The backcountry is a beautiful, serene place. It’s a place where you can get away from the crowded resorts, lift lines, and screaming children. It’s a place where you can find solace and connect with nature, drawing your lines down the untouched canvas of lofty powder in an expression of pure enjoyment. For some, this is nirvana, but this bliss brings danger as well. Crumbling cornices, avalanches, tree wells, covered rocks, and branches; these are just a few of the threats that nature poses to the backcountry explorer. Having the right equipment and proper training is vital if you plan to play with the ever-shifting snowscape. Also, remember to never go into the backcountry (or even out of bounds at your resort) on your own.
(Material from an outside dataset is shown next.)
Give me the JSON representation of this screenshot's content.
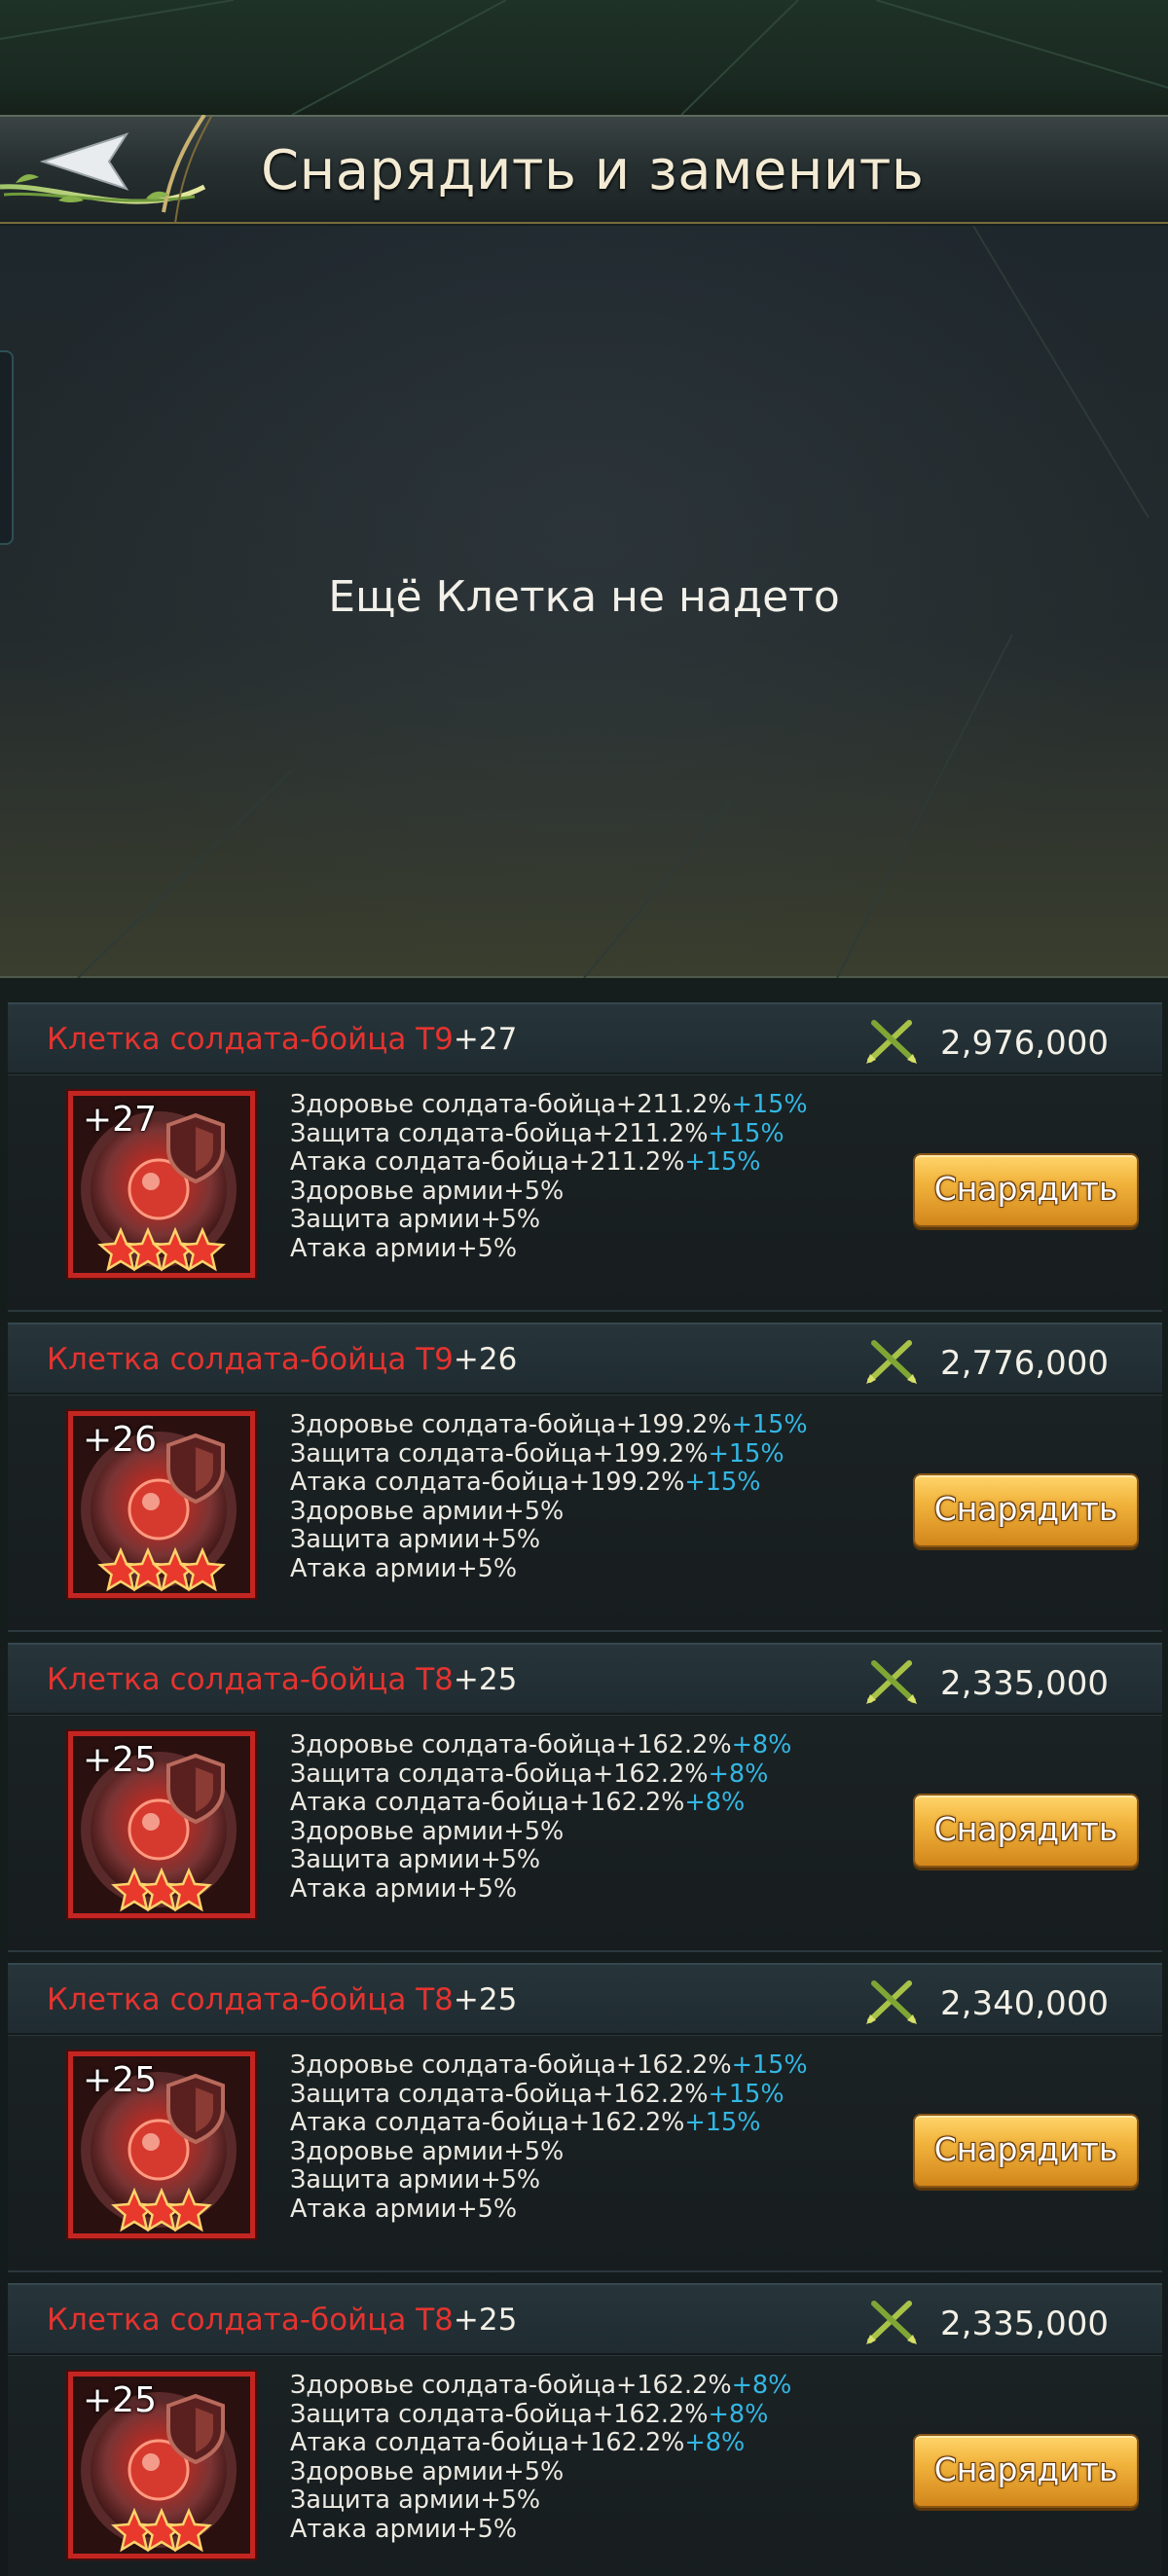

A lightweight packable shovel is key for building jumps and features as well as digging your friends out from tree wells and, in the worst case, an avalanche. A beacon is key to surviving an avalanche so your friends can track your location and find where to start digging you out. A probe is a collapsible pole that is used to poke into the snow to find people that may have been buried in an avalanche. There are various other types of avalanche survival gear available including Avalung Backpacks (a backpack with a breathing nozzle that pulls air in from the surrounding snow and expels the CO2 allowing for users to breath for much longer when buried) and airbag backpacks, which have a pull tab that auto inflates the airbag, keeping you on top of the avalanche, (ideally) floating you to safety.
There’s more than one way to access the backcountry. Splitboarding has become a very popular means of doing so with plenty new products being released, increasing the ease and functionality of the system. A common alternative to splitboarding is snowshoeing with your board on your back. For people with a little more money and a little less patience, taking snowmobiles out and shuttling people up whatever face you want to ride is super fun, or you can go all out and have a helicopter drop you off at the peak of your choice! So however you get out there, make sure you’re prepared to handle nature’s ugly side while you’re enjoying its beauty.